Hence my journey began into Harukis’s surreal world of inebriating storytelling that has surely made me addictive. I was completely clueless as to what to expect from this novel and I am glad that I was, since contrariwise the subsequent experience I had wouldn’t have been that much fulfilling and magical.

It’s a common belief that when you read a book you not only read but live the characters and story within and since we have that much privilege then why not extend our geographical boundaries to a state of fantasy where anything and everything is possible.

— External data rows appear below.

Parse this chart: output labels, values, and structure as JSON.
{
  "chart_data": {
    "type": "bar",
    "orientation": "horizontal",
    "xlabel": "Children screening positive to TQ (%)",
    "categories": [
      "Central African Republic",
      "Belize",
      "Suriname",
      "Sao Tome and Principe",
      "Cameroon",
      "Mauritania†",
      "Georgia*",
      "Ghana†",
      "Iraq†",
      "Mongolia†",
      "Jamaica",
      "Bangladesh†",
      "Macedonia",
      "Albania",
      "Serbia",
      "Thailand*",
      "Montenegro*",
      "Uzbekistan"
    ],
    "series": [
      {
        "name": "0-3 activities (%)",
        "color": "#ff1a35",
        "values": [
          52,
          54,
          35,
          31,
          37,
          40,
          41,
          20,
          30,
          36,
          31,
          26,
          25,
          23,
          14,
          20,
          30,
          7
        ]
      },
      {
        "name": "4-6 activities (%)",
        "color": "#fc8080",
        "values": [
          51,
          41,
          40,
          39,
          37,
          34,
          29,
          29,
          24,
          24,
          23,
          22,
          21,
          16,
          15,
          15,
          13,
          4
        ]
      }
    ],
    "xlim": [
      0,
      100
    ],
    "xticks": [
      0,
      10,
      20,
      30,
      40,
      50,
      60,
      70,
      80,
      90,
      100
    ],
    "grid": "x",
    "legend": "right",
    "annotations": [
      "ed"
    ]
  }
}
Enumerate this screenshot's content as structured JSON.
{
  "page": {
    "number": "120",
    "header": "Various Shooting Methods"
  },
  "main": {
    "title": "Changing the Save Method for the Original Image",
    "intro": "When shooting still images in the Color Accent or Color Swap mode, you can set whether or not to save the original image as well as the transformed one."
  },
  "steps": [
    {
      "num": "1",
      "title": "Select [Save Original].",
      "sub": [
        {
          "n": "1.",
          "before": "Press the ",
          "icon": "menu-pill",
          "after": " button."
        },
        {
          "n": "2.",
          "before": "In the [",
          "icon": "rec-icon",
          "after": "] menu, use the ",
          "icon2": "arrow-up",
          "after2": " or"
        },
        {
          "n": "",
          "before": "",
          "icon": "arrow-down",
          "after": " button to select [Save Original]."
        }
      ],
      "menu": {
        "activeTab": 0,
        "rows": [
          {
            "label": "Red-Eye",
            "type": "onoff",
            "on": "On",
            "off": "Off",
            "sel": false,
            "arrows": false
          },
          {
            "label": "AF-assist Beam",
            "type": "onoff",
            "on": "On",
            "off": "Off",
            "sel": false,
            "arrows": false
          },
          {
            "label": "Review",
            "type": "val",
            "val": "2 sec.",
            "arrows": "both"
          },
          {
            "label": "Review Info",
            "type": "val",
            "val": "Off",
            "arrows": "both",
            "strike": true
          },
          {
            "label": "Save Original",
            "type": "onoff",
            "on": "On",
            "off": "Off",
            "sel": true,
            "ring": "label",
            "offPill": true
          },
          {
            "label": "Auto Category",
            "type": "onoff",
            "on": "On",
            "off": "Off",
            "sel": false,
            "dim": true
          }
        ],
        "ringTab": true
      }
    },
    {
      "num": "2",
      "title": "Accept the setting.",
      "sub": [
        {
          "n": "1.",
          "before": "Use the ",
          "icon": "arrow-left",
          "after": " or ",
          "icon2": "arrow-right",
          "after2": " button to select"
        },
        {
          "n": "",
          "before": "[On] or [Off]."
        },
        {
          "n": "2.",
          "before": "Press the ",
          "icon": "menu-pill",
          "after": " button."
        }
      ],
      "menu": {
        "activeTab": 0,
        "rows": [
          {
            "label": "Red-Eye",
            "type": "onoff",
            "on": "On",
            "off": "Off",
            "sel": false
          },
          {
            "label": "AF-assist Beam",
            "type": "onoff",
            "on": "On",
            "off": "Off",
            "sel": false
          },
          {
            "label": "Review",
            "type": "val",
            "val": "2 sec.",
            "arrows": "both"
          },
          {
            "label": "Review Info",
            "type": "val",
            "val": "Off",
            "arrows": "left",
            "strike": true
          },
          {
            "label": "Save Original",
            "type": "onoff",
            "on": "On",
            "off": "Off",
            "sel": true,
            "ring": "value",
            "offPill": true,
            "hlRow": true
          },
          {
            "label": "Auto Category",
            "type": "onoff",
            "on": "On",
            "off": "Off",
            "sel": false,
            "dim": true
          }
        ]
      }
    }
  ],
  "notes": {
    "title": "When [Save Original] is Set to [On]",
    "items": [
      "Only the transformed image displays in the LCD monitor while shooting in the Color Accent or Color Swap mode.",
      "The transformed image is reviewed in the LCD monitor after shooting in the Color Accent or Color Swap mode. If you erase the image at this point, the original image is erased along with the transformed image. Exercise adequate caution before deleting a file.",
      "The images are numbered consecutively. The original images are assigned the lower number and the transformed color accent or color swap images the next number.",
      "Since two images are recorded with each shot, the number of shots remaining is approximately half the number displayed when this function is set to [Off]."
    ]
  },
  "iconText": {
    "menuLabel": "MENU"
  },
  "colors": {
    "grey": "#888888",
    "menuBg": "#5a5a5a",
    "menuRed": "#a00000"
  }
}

Kafka on the shore provides you exactly that. One might feel being lost in a reverie and if you take a break from that you might ask yourself,OK…What the hell am I reading? But you go back to it like an adamant lover to his beloved. Such books are heavy on a reader’s mind and have its after effects too. One start vying for more and more and begin questioning a lot many things because after all Truth is the source of most Fiction.

This novel doesn’t come up as wholly solely metaphysical but a blend of reality and philosophy with supernatural (by that I mean, not all characters in this book are abnormal, but abnormality is also a reality for many) so that it remains at an acceptable level of fiction. The theme constitutes of 2 worlds here, that of the living and of the dead and how both are connected to each other. It transfers you to some hypnotic state where you protest every sense of reason inside your head and go with flow of haruki’s stream.

The only minor gripe I have is with its ending simply because it doesn’t seem like an end. Murakami leaves it to reader’s imagination as to what might have happened to Kafka after everything he went through (read Oedipus myth), but when the protagonist is a 15-year old boy and having his whole life ahead one can’t simply say “and he lived happily ever after”. I wouldn’t have mind reading hundred more pages to know about Kafka’s future life.

Well leaving that apart, I loved this book and also I love how he brings mesmerizing music into his works and treat it with respect and dignity which I feel are the kind of recommendations on his part to his readers because undeniably music has a powerful effect on human lives.

And I know after having read two of his novels, I am going to love all his works inspite of their flaws because sometimes such surrender is pure bliss.